Foods such as meat, eggs, fish and nuts contain omega-3 and omega-6 fatty acids, which the body converts into endocannabinoids -- cannabinoids that the body produces naturally, said the study lead. Cannabinoids in marijuana and endocannabinoids produced in the body can support the body's immune system and therefore are attractive targets for the development of anti-inflammatory therapeutics, senior author said.
Cannabinoids bind to two types of cannabinoid receptors in the body - one that is found predominantly in the nervous system and one in the immune system.
A new study in animal tissue reveals the cascade of chemical reactions that convert omega-3 fatty acids into cannabinoids that have anti-inflammatory benefits -- but without the psychotropic high. The findings are published in the Proceedings of the National Academy of Sciences.

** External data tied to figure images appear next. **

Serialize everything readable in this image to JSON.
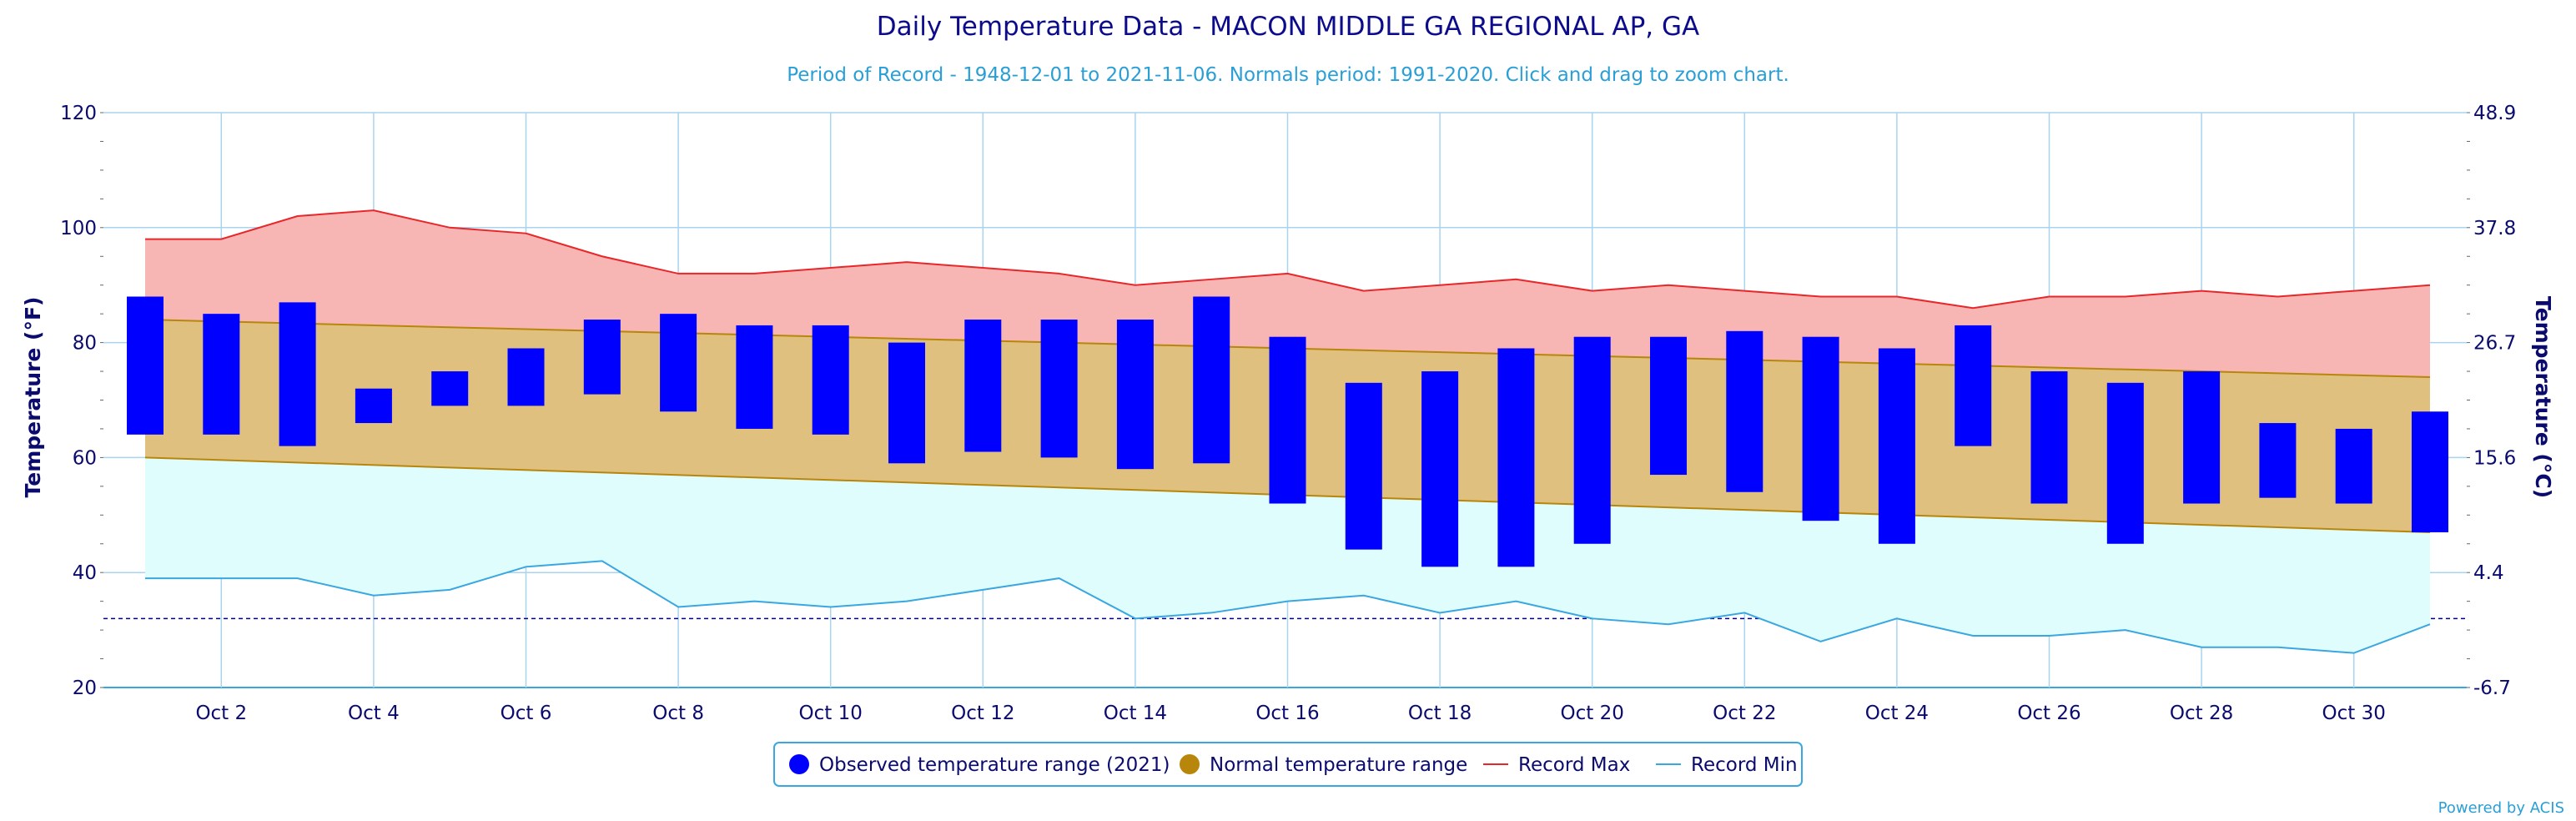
{
  "chart_data": {
    "type": "bar",
    "title": "Daily Temperature Data - MACON MIDDLE GA REGIONAL AP, GA",
    "subtitle": "Period of Record - 1948-12-01 to 2021-11-06. Normals period: 1991-2020. Click and drag to zoom chart.",
    "ylabel": "Temperature (°F)",
    "ylabel_right": "Temperature (°C)",
    "ylim": [
      20,
      120
    ],
    "y_ticks": [
      "20",
      "40",
      "60",
      "80",
      "100",
      "120"
    ],
    "y_ticks_right": [
      "-6.7",
      "4.4",
      "15.6",
      "26.7",
      "37.8",
      "48.9"
    ],
    "x_tick_labels": [
      "Oct 2",
      "Oct 4",
      "Oct 6",
      "Oct 8",
      "Oct 10",
      "Oct 12",
      "Oct 14",
      "Oct 16",
      "Oct 18",
      "Oct 20",
      "Oct 22",
      "Oct 24",
      "Oct 26",
      "Oct 28",
      "Oct 30"
    ],
    "x_tick_days": [
      2,
      4,
      6,
      8,
      10,
      12,
      14,
      16,
      18,
      20,
      22,
      24,
      26,
      28,
      30
    ],
    "days": [
      1,
      2,
      3,
      4,
      5,
      6,
      7,
      8,
      9,
      10,
      11,
      12,
      13,
      14,
      15,
      16,
      17,
      18,
      19,
      20,
      21,
      22,
      23,
      24,
      25,
      26,
      27,
      28,
      29,
      30,
      31
    ],
    "freezing_line": 32,
    "grid": true,
    "legend_position": "bottom-center",
    "series": [
      {
        "name": "Observed temperature range (2021)",
        "color": "#0000ff",
        "low": [
          64,
          64,
          62,
          66,
          69,
          69,
          71,
          68,
          65,
          64,
          59,
          61,
          60,
          58,
          59,
          52,
          44,
          41,
          41,
          45,
          57,
          54,
          49,
          45,
          62,
          52,
          45,
          52,
          53,
          52,
          47
        ],
        "high": [
          88,
          85,
          87,
          72,
          75,
          79,
          84,
          85,
          83,
          83,
          80,
          84,
          84,
          84,
          88,
          81,
          73,
          75,
          79,
          81,
          81,
          82,
          81,
          79,
          83,
          75,
          73,
          75,
          66,
          65,
          68
        ]
      },
      {
        "name": "Normal temperature range",
        "color": "#b8860b",
        "fill": "#dfc07f",
        "low_start": 60,
        "low_end": 47,
        "high_start": 84,
        "high_end": 74
      },
      {
        "name": "Record Max",
        "color": "#e8272a",
        "fill": "#f7b6b4",
        "values": [
          98,
          98,
          102,
          103,
          100,
          99,
          95,
          92,
          92,
          93,
          94,
          93,
          92,
          90,
          91,
          92,
          89,
          90,
          91,
          89,
          90,
          89,
          88,
          88,
          86,
          88,
          88,
          89,
          88,
          89,
          90
        ]
      },
      {
        "name": "Record Min",
        "color": "#3aa7e0",
        "fill": "#dffdfc",
        "values": [
          39,
          39,
          39,
          36,
          37,
          41,
          42,
          34,
          35,
          34,
          35,
          37,
          39,
          32,
          33,
          35,
          36,
          33,
          35,
          32,
          31,
          33,
          28,
          32,
          29,
          29,
          30,
          27,
          27,
          26,
          31
        ]
      }
    ],
    "credit": "Powered by ACIS"
  }
}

Authors show that cannabinoids from omega-fatty acids dose-dependently abated proinflammatory IL-6 cytokines while increasing anti-inflammatory IL-10 cytokines, in part through cannabinoid receptor-2 activation. Furthermore the ω-3 endocannabinoid epoxides exerted antiangiogenic effects in human microvascular endothelial cells (HMVEC) and vasodilatory actions on bovine coronary arteries and reciprocally regulated platelet aggregation in washed human platelets.
"Our team discovered an enzymatic pathway that converts omega-3-derived endocannabinoids into more potent anti-inflammatory molecules that predominantly bind to the receptors found in the immune system," senior author said. "This finding demonstrates how omega-3 fatty acids can produce some of the same medicinal qualities as marijuana, but without a psychotropic effect."